1

I have performed k-mode clustering on categorical variables for historical data. I did clustering because I wanted to see what clusters the data falls into. Now that I have the output, if and when a new data comes in, is there any way where I can predict the cluster that it will fall into.

One way might be, since I have the data for each row and the cluster that it falls into I can use it as train data and do a supervised learning. But I want to know whether any possible method exists where I will be able to use the existing output variable to predict (sort of semi supervised learning)

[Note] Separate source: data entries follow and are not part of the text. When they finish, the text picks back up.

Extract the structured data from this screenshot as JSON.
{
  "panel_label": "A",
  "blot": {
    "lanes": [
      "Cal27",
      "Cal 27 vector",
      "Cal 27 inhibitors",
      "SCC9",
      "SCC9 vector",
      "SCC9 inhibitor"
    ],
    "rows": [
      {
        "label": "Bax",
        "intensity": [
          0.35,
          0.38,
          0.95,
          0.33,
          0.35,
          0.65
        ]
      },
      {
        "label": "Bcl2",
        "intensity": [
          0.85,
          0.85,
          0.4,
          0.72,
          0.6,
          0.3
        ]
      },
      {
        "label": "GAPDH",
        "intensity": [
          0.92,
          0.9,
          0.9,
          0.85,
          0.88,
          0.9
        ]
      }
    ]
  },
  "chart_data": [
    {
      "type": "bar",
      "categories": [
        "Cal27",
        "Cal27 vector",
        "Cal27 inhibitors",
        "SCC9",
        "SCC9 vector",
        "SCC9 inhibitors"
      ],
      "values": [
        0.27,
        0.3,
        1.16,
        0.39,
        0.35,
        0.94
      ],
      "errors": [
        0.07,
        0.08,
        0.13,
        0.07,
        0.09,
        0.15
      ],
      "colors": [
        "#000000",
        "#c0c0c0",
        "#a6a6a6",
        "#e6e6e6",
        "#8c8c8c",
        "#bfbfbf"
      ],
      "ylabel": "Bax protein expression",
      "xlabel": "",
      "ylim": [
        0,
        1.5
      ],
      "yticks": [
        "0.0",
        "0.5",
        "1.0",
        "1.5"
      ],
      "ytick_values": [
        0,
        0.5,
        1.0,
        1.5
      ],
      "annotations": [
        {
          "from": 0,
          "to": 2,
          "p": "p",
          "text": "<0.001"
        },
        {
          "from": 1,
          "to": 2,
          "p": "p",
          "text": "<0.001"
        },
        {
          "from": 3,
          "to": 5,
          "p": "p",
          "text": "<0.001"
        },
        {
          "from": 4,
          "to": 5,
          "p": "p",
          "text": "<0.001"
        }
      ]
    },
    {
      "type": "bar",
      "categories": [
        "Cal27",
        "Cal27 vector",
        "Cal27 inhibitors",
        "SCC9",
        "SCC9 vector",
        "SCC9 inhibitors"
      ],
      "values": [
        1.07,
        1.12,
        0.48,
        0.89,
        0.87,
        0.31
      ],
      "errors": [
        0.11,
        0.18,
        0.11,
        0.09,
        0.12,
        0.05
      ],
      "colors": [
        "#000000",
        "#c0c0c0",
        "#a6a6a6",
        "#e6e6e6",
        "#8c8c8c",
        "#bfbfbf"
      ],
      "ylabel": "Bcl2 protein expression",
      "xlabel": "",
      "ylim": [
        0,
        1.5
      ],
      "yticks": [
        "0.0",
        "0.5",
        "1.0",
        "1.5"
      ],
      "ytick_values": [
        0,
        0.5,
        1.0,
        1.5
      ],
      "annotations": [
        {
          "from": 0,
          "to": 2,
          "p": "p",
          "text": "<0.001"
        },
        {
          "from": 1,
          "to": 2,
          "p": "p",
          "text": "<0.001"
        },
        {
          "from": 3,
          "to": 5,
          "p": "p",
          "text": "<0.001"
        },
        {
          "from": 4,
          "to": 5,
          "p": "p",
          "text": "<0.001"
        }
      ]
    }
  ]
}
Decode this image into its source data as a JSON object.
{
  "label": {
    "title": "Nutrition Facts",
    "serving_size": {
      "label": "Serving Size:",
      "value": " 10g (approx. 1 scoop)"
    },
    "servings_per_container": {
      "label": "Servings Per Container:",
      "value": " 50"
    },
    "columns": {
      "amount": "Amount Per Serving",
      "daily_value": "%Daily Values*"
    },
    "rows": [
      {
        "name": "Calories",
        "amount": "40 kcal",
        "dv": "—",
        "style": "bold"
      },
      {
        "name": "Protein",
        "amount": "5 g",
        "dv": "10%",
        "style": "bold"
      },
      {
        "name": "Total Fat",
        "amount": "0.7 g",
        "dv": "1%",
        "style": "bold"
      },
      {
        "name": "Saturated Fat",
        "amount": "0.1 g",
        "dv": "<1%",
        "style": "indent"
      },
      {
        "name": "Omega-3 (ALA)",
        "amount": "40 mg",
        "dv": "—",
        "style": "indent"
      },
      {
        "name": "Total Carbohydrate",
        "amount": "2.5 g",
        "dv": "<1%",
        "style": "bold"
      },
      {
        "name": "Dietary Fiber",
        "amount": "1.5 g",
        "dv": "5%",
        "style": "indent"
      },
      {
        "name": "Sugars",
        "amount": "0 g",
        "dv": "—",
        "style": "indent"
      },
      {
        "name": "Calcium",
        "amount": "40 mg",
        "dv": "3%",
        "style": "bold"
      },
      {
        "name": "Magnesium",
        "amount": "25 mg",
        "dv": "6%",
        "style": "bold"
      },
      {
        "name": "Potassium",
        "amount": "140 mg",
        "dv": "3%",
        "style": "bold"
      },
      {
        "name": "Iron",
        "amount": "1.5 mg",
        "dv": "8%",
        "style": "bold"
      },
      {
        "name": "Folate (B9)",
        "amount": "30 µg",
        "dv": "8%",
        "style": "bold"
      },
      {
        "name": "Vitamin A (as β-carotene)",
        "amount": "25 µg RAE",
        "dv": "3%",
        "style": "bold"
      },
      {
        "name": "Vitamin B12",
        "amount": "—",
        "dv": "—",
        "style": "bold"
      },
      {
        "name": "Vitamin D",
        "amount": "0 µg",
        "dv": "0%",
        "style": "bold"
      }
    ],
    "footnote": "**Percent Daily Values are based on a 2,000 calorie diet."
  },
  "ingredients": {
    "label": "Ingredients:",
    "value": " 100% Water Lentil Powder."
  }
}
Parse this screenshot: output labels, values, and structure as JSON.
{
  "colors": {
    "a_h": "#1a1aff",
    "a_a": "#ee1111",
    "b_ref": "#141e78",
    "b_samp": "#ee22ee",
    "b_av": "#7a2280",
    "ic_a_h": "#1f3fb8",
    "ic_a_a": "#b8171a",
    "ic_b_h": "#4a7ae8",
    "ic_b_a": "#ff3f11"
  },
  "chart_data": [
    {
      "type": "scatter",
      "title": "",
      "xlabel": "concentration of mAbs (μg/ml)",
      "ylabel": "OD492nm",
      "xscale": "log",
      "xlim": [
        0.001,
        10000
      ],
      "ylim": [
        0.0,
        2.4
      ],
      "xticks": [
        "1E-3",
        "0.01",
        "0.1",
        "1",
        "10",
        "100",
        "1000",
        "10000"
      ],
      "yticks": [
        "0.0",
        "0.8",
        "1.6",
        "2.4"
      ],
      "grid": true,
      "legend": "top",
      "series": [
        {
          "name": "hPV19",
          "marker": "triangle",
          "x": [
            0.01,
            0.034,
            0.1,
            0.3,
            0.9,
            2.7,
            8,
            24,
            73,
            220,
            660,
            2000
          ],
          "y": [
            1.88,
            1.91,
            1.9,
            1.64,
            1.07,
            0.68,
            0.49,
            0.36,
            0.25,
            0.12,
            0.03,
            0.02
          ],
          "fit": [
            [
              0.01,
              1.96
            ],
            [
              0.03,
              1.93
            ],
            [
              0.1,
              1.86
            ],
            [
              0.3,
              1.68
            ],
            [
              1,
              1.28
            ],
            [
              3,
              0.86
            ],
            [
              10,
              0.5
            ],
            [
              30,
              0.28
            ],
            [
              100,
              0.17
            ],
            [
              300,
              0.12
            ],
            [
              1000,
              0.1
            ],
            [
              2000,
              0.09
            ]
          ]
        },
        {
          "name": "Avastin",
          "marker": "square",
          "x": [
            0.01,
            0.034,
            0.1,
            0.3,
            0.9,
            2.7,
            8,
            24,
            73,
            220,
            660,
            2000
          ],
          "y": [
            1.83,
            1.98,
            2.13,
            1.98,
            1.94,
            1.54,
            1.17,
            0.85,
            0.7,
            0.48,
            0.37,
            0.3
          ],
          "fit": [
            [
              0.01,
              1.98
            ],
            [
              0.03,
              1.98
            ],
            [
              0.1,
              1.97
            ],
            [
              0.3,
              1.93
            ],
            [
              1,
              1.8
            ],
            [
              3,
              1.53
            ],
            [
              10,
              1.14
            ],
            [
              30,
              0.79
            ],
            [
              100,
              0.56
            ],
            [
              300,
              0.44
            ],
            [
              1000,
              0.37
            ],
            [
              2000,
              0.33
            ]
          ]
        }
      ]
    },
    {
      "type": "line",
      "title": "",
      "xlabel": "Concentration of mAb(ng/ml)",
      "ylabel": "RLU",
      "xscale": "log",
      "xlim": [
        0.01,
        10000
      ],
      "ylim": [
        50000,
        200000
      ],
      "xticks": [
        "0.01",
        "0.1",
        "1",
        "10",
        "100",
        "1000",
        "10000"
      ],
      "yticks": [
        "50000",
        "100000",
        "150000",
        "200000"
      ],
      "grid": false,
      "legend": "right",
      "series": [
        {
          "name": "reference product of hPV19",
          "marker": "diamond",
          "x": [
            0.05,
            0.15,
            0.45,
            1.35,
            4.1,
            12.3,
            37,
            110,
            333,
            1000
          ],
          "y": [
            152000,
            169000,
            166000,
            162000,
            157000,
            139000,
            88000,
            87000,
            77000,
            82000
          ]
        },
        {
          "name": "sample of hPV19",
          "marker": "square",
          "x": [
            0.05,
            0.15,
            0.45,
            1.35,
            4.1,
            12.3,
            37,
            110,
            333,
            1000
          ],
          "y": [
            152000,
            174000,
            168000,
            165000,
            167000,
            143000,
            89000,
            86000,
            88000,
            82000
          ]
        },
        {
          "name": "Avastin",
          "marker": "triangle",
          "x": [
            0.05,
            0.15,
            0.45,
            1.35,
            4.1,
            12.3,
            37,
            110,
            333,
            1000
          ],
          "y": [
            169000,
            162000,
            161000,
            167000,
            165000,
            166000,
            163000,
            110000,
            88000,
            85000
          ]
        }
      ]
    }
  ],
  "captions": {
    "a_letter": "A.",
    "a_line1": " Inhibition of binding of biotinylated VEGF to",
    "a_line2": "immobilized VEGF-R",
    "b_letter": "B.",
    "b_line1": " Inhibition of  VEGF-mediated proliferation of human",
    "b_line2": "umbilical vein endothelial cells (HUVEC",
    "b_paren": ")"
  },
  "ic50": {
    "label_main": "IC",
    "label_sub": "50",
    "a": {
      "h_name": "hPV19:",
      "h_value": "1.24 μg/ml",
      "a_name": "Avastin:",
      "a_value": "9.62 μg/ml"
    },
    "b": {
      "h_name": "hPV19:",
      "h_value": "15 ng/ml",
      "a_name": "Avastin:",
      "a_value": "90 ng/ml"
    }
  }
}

I may not be able to share any data or output since I am working for a client, but any direction on how to approach will be highly helpful. I have been researching about it for quite sometime now but couldn't find a suitable solution.

Shades
  • 5,568
  • 7
  • 30
  • 48
Radhakrishnan
  • 266
  • 1
  • 2
  • 7
  • If you are unable to provide a [reproducible example](https://stackoverflow.com/questions/5963269/how-to-make-a-great-r-reproducible-example), then we are unable to help. It doesn't have to be your actual data, but you should be able to create an example with simulated data or one of the built in data sets in R. – MrFlick Oct 16 '17 at 14:14
  • 2
    Train a classifier of your choice on the clustered data. Then use the classifier to predict on the new data. – G5W Oct 16 '17 at 14:25
  • Alternatively, cluster "training" and "test" data together. It's more computationally expensive, since you would have to rerun your algorithm each time new data becomes available. – Artem Sokolov Oct 16 '17 at 15:44

1 Answers1

2

Most clustering algorithms cannot predict for new data.

KMeans and GMM are exceptions, and k-modes should work like k-means (find the most similar mode).

But usually, when you use clustering, you really should analyze the clusters and double-check this, as clusterings just don't get 100% right. Usually, you'll want some clusters from run A, some from run B etc. Whatever makes sense. Then train a classifier on the reviewed, cleaned up clusters for prediction.

Has QUIT--Anony-Mousse
  • 76,138
  • 12
  • 138
  • 194